In terms of wisdom, there are legitimate reasons for the existence of the Electoral College. Our system of government is a federalism, a union of autonomous states which has ceded certain (and in theory limited) overarching powers concerning national interest to a federal government. The national legislature, and particularly the Senate, are structured specifically with that in mind, to recognize and protect the autonomy and political integrity of the individual states; the Electoral College provides the same function in the selection of the chief executive. As an adjunct to that function, the Electoral College (and the Senate) also provides some small but meaningful measure of protection for smaller (typically rural) states against the overwhelming population advantage of large urban states in popular elections.
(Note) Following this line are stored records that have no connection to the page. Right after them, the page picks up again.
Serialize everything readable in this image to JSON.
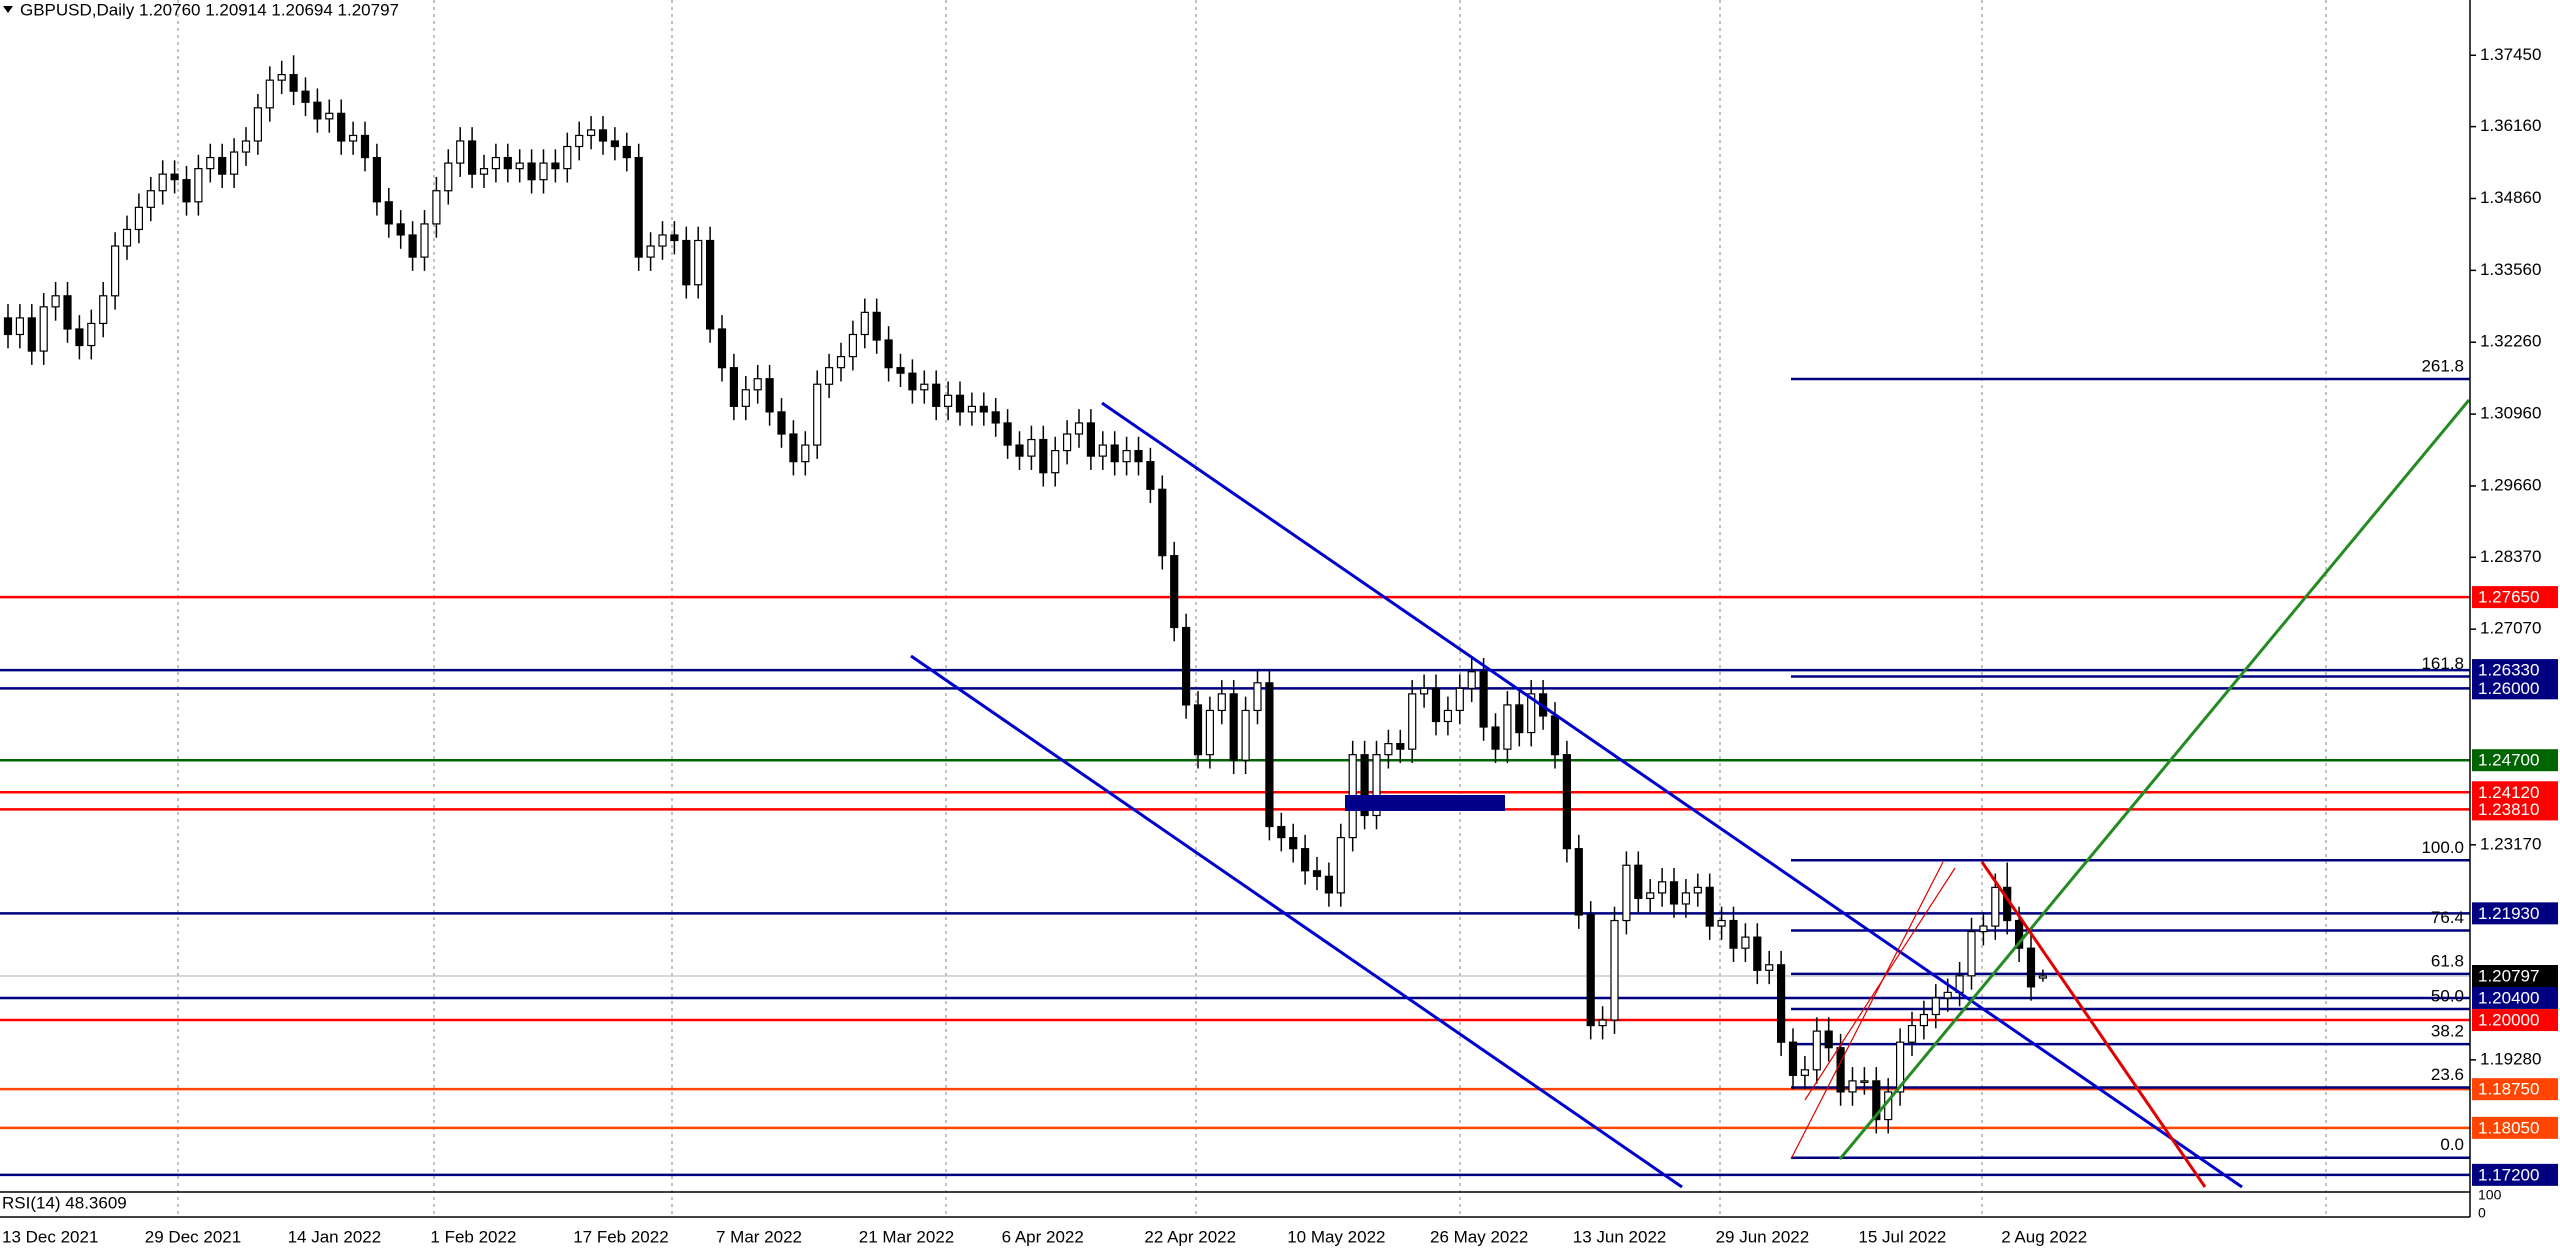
{
  "chart_data": {
    "type": "candlestick",
    "title": "GBPUSD,Daily  1.20760 1.20914 1.20694 1.20797",
    "categories": [
      "13 Dec 2021",
      null,
      null,
      null,
      null,
      null,
      null,
      null,
      null,
      null,
      null,
      null,
      "29 Dec 2021",
      null,
      null,
      null,
      null,
      null,
      null,
      null,
      null,
      null,
      null,
      null,
      "14 Jan 2022",
      null,
      null,
      null,
      null,
      null,
      null,
      null,
      null,
      null,
      null,
      null,
      "1 Feb 2022",
      null,
      null,
      null,
      null,
      null,
      null,
      null,
      null,
      null,
      null,
      null,
      "17 Feb 2022",
      null,
      null,
      null,
      null,
      null,
      null,
      null,
      null,
      null,
      null,
      null,
      "7 Mar 2022",
      null,
      null,
      null,
      null,
      null,
      null,
      null,
      null,
      null,
      null,
      null,
      "21 Mar 2022",
      null,
      null,
      null,
      null,
      null,
      null,
      null,
      null,
      null,
      null,
      null,
      "6 Apr 2022",
      null,
      null,
      null,
      null,
      null,
      null,
      null,
      null,
      null,
      null,
      null,
      "22 Apr 2022",
      null,
      null,
      null,
      null,
      null,
      null,
      null,
      null,
      null,
      null,
      null,
      "10 May 2022",
      null,
      null,
      null,
      null,
      null,
      null,
      null,
      null,
      null,
      null,
      null,
      "26 May 2022",
      null,
      null,
      null,
      null,
      null,
      null,
      null,
      null,
      null,
      null,
      null,
      "13 Jun 2022",
      null,
      null,
      null,
      null,
      null,
      null,
      null,
      null,
      null,
      null,
      null,
      "29 Jun 2022",
      null,
      null,
      null,
      null,
      null,
      null,
      null,
      null,
      null,
      null,
      null,
      "15 Jul 2022",
      null,
      null,
      null,
      null,
      null,
      null,
      null,
      null,
      null,
      null,
      null,
      "2 Aug 2022",
      null,
      null,
      null
    ],
    "open": [
      1.327,
      1.324,
      1.327,
      1.321,
      1.329,
      1.331,
      1.325,
      1.322,
      1.326,
      1.331,
      1.34,
      1.343,
      1.347,
      1.35,
      1.353,
      1.352,
      1.348,
      1.354,
      1.356,
      1.353,
      1.357,
      1.359,
      1.365,
      1.37,
      1.371,
      1.368,
      1.366,
      1.363,
      1.364,
      1.359,
      1.36,
      1.356,
      1.348,
      1.344,
      1.342,
      1.338,
      1.344,
      1.35,
      1.355,
      1.359,
      1.353,
      1.354,
      1.356,
      1.354,
      1.355,
      1.352,
      1.355,
      1.354,
      1.358,
      1.36,
      1.361,
      1.359,
      1.358,
      1.356,
      1.338,
      1.34,
      1.342,
      1.341,
      1.333,
      1.341,
      1.325,
      1.318,
      1.311,
      1.314,
      1.316,
      1.31,
      1.306,
      1.301,
      1.304,
      1.315,
      1.318,
      1.32,
      1.324,
      1.328,
      1.323,
      1.318,
      1.317,
      1.314,
      1.315,
      1.311,
      1.313,
      1.31,
      1.311,
      1.31,
      1.308,
      1.304,
      1.302,
      1.305,
      1.299,
      1.303,
      1.306,
      1.308,
      1.302,
      1.304,
      1.301,
      1.303,
      1.301,
      1.296,
      1.284,
      1.271,
      1.257,
      1.248,
      1.256,
      1.259,
      1.247,
      1.256,
      1.261,
      1.235,
      1.233,
      1.231,
      1.227,
      1.226,
      1.223,
      1.233,
      1.248,
      1.237,
      1.248,
      1.25,
      1.249,
      1.259,
      1.26,
      1.254,
      1.256,
      1.26,
      1.263,
      1.253,
      1.249,
      1.257,
      1.252,
      1.259,
      1.255,
      1.248,
      1.231,
      1.219,
      1.199,
      1.2,
      1.218,
      1.228,
      1.222,
      1.223,
      1.225,
      1.221,
      1.223,
      1.224,
      1.217,
      1.218,
      1.213,
      1.215,
      1.209,
      1.21,
      1.196,
      1.19,
      1.191,
      1.198,
      1.195,
      1.187,
      1.189,
      1.189,
      1.182,
      1.187,
      1.196,
      1.199,
      1.201,
      1.204,
      1.205,
      1.208,
      1.216,
      1.217,
      1.224,
      1.218,
      1.213,
      1.2076
    ],
    "high": [
      1.3295,
      1.3295,
      1.3295,
      1.3315,
      1.3335,
      1.3335,
      1.3275,
      1.3285,
      1.3335,
      1.3425,
      1.3455,
      1.3495,
      1.3525,
      1.3555,
      1.3555,
      1.3545,
      1.3565,
      1.3585,
      1.3585,
      1.3595,
      1.3615,
      1.3675,
      1.3725,
      1.3735,
      1.3745,
      1.3705,
      1.3685,
      1.3665,
      1.3665,
      1.3625,
      1.3625,
      1.3585,
      1.3505,
      1.3465,
      1.3445,
      1.3465,
      1.3525,
      1.3575,
      1.3615,
      1.3615,
      1.3565,
      1.3585,
      1.3585,
      1.3575,
      1.3575,
      1.3575,
      1.3575,
      1.3605,
      1.3625,
      1.3635,
      1.3635,
      1.3615,
      1.3605,
      1.3585,
      1.3425,
      1.3445,
      1.3445,
      1.3435,
      1.3435,
      1.3435,
      1.3275,
      1.3205,
      1.3165,
      1.3185,
      1.3185,
      1.3125,
      1.3085,
      1.3065,
      1.3175,
      1.3205,
      1.3225,
      1.3265,
      1.3305,
      1.3305,
      1.3255,
      1.3205,
      1.3195,
      1.3175,
      1.3175,
      1.3155,
      1.3155,
      1.3135,
      1.3135,
      1.3125,
      1.3105,
      1.3065,
      1.3075,
      1.3075,
      1.3055,
      1.3085,
      1.3105,
      1.3105,
      1.3065,
      1.3065,
      1.3055,
      1.3055,
      1.3035,
      1.2985,
      1.2865,
      1.2735,
      1.2595,
      1.2585,
      1.2615,
      1.2615,
      1.2585,
      1.2635,
      1.2635,
      1.2375,
      1.2355,
      1.2335,
      1.2295,
      1.2285,
      1.2355,
      1.2505,
      1.2505,
      1.2505,
      1.2525,
      1.2525,
      1.2615,
      1.2625,
      1.2625,
      1.2585,
      1.2625,
      1.2655,
      1.2655,
      1.2555,
      1.2595,
      1.2595,
      1.2615,
      1.2615,
      1.2575,
      1.2505,
      1.2335,
      1.2215,
      1.2025,
      1.2205,
      1.2305,
      1.2305,
      1.2255,
      1.2275,
      1.2275,
      1.2255,
      1.2265,
      1.2265,
      1.2205,
      1.2205,
      1.2175,
      1.2175,
      1.2125,
      1.2125,
      1.1985,
      1.1935,
      1.2005,
      1.2005,
      1.1975,
      1.1915,
      1.1915,
      1.1915,
      1.1895,
      1.1985,
      1.2015,
      1.2035,
      1.2065,
      1.2075,
      1.2105,
      1.2185,
      1.2195,
      1.2265,
      1.2285,
      1.2205,
      1.2155,
      1.20914
    ],
    "low": [
      1.3215,
      1.3215,
      1.3185,
      1.3185,
      1.3265,
      1.3225,
      1.3195,
      1.3195,
      1.3235,
      1.3285,
      1.3375,
      1.3405,
      1.3445,
      1.3475,
      1.3495,
      1.3455,
      1.3455,
      1.3515,
      1.3505,
      1.3505,
      1.3545,
      1.3565,
      1.3625,
      1.3675,
      1.3655,
      1.3635,
      1.3605,
      1.3605,
      1.3565,
      1.3565,
      1.3535,
      1.3455,
      1.3415,
      1.3395,
      1.3355,
      1.3355,
      1.3415,
      1.3475,
      1.3525,
      1.3505,
      1.3505,
      1.3515,
      1.3515,
      1.3515,
      1.3495,
      1.3495,
      1.3515,
      1.3515,
      1.3555,
      1.3575,
      1.3565,
      1.3555,
      1.3535,
      1.3355,
      1.3355,
      1.3375,
      1.3385,
      1.3305,
      1.3305,
      1.3225,
      1.3155,
      1.3085,
      1.3085,
      1.3115,
      1.3075,
      1.3035,
      1.2985,
      1.2985,
      1.3015,
      1.3125,
      1.3155,
      1.3175,
      1.3215,
      1.3205,
      1.3155,
      1.3145,
      1.3115,
      1.3115,
      1.3085,
      1.3085,
      1.3075,
      1.3075,
      1.3075,
      1.3055,
      1.3015,
      1.2995,
      1.2995,
      1.2965,
      1.2965,
      1.3005,
      1.3035,
      1.2995,
      1.2995,
      1.2985,
      1.2985,
      1.2985,
      1.2935,
      1.2815,
      1.2685,
      1.2545,
      1.2455,
      1.2455,
      1.2535,
      1.2445,
      1.2445,
      1.2535,
      1.2325,
      1.2305,
      1.2285,
      1.2245,
      1.2235,
      1.2205,
      1.2205,
      1.2305,
      1.2345,
      1.2345,
      1.2455,
      1.2465,
      1.2465,
      1.2565,
      1.2515,
      1.2515,
      1.2535,
      1.2575,
      1.2505,
      1.2465,
      1.2465,
      1.2495,
      1.2495,
      1.2525,
      1.2455,
      1.2285,
      1.2165,
      1.1965,
      1.1965,
      1.1975,
      1.2155,
      1.2195,
      1.2195,
      1.2205,
      1.2185,
      1.2185,
      1.2205,
      1.2145,
      1.2145,
      1.2105,
      1.2105,
      1.2065,
      1.2065,
      1.1935,
      1.1875,
      1.1875,
      1.1885,
      1.1925,
      1.1845,
      1.1845,
      1.1865,
      1.1795,
      1.1795,
      1.1845,
      1.1935,
      1.1965,
      1.1985,
      1.2015,
      1.2025,
      1.2055,
      1.2135,
      1.2145,
      1.2155,
      1.2105,
      1.2035,
      1.20694
    ],
    "close": [
      1.324,
      1.327,
      1.321,
      1.329,
      1.331,
      1.325,
      1.322,
      1.326,
      1.331,
      1.34,
      1.343,
      1.347,
      1.35,
      1.353,
      1.352,
      1.348,
      1.354,
      1.356,
      1.353,
      1.357,
      1.359,
      1.365,
      1.37,
      1.371,
      1.368,
      1.366,
      1.363,
      1.364,
      1.359,
      1.36,
      1.356,
      1.348,
      1.344,
      1.342,
      1.338,
      1.344,
      1.35,
      1.355,
      1.359,
      1.353,
      1.354,
      1.356,
      1.354,
      1.355,
      1.352,
      1.355,
      1.354,
      1.358,
      1.36,
      1.361,
      1.359,
      1.358,
      1.356,
      1.338,
      1.34,
      1.342,
      1.341,
      1.333,
      1.341,
      1.325,
      1.318,
      1.311,
      1.314,
      1.316,
      1.31,
      1.306,
      1.301,
      1.304,
      1.315,
      1.318,
      1.32,
      1.324,
      1.328,
      1.323,
      1.318,
      1.317,
      1.314,
      1.315,
      1.311,
      1.313,
      1.31,
      1.311,
      1.31,
      1.308,
      1.304,
      1.302,
      1.305,
      1.299,
      1.303,
      1.306,
      1.308,
      1.302,
      1.304,
      1.301,
      1.303,
      1.301,
      1.296,
      1.284,
      1.271,
      1.257,
      1.248,
      1.256,
      1.259,
      1.247,
      1.256,
      1.261,
      1.235,
      1.233,
      1.231,
      1.227,
      1.226,
      1.223,
      1.233,
      1.248,
      1.237,
      1.248,
      1.25,
      1.249,
      1.259,
      1.26,
      1.254,
      1.256,
      1.26,
      1.263,
      1.253,
      1.249,
      1.257,
      1.252,
      1.259,
      1.255,
      1.248,
      1.231,
      1.219,
      1.199,
      1.2,
      1.218,
      1.228,
      1.222,
      1.223,
      1.225,
      1.221,
      1.223,
      1.224,
      1.217,
      1.218,
      1.213,
      1.215,
      1.209,
      1.21,
      1.196,
      1.19,
      1.191,
      1.198,
      1.195,
      1.187,
      1.189,
      1.189,
      1.182,
      1.187,
      1.196,
      1.199,
      1.201,
      1.204,
      1.205,
      1.208,
      1.216,
      1.217,
      1.224,
      1.218,
      1.213,
      1.206,
      1.20797
    ],
    "up_color": "#ffffff",
    "down_color": "#000000",
    "ylim": [
      1.1689,
      1.3845
    ],
    "yticks": [
      {
        "value": 1.3745,
        "label": "1.37450"
      },
      {
        "value": 1.3616,
        "label": "1.36160"
      },
      {
        "value": 1.3486,
        "label": "1.34860"
      },
      {
        "value": 1.3356,
        "label": "1.33560"
      },
      {
        "value": 1.3226,
        "label": "1.32260"
      },
      {
        "value": 1.3096,
        "label": "1.30960"
      },
      {
        "value": 1.2966,
        "label": "1.29660"
      },
      {
        "value": 1.2837,
        "label": "1.28370"
      },
      {
        "value": 1.2707,
        "label": "1.27070"
      },
      {
        "value": 1.2317,
        "label": "1.23170"
      },
      {
        "value": 1.1928,
        "label": "1.19280"
      }
    ],
    "levels": [
      {
        "value": 1.2765,
        "label": "1.27650",
        "color": "#ff0000"
      },
      {
        "value": 1.2633,
        "label": "1.26330",
        "color": "#000080"
      },
      {
        "value": 1.26,
        "label": "1.26000",
        "color": "#000080"
      },
      {
        "value": 1.247,
        "label": "1.24700",
        "color": "#006400"
      },
      {
        "value": 1.2412,
        "label": "1.24120",
        "color": "#ff0000"
      },
      {
        "value": 1.2381,
        "label": "1.23810",
        "color": "#ff0000"
      },
      {
        "value": 1.2193,
        "label": "1.21930",
        "color": "#000080"
      },
      {
        "value": 1.204,
        "label": "1.20400",
        "color": "#000080"
      },
      {
        "value": 1.2,
        "label": "1.20000",
        "color": "#ff0000"
      },
      {
        "value": 1.1875,
        "label": "1.18750",
        "color": "#ff4500"
      },
      {
        "value": 1.1805,
        "label": "1.18050",
        "color": "#ff4500"
      },
      {
        "value": 1.172,
        "label": "1.17200",
        "color": "#000080"
      }
    ],
    "fibonacci": {
      "low": 1.1751,
      "high": 1.2289,
      "color": "#000080",
      "levels": [
        261.8,
        161.8,
        {
          "value": 100,
          "label": "100.0"
        },
        76.4,
        61.8,
        {
          "value": 50,
          "label": "50.0"
        },
        38.2,
        23.6,
        {
          "value": 0,
          "label": "0.0"
        }
      ]
    },
    "rsi": {
      "label": "RSI(14) 48.3609",
      "ylim": [
        0,
        100
      ],
      "yticks": [
        100,
        0
      ]
    }
  }
}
The delegate advantage relative to population afforded to the small states helps to protect their minority interest from a tyranny of the urban majority.
But, in a practical sense, you have ignored the fact that the states which are not “in play” in the presidential election — the states whose electoral votes are for all practical purposes already committed to one candidate or the other — have it within their power to bring themselves back into play without resorting to a national campaign to amend the constitution. All they need do is change their own rules — which are fully at the discretion of the various state legislatures — for committing electoral delegates from “winner-take-all” to proportional allocation.
Even states which are sure bets for one side or the other don’t typically provide electoral unanimity. A split of 55%-45% or 60%-40% or even 70%-30%, a guarantee of irrelevance to presidential campaigning under the current rules which award all electoral votes to the winner, would make a state worth engaging if delegates were allocated proportionally to the vote tally. A proportional allocation of delegates would also bring the tally in the Electoral College itself much closer to the result of the popular vote.
In our zeal to rationalize our presidential elections we don’t need to amend the constitution, to throw out the Electoral College with its mechanisms for protection of state interests. The states have it within their power to make themselves relevant to presidential politics. All they lack is the will.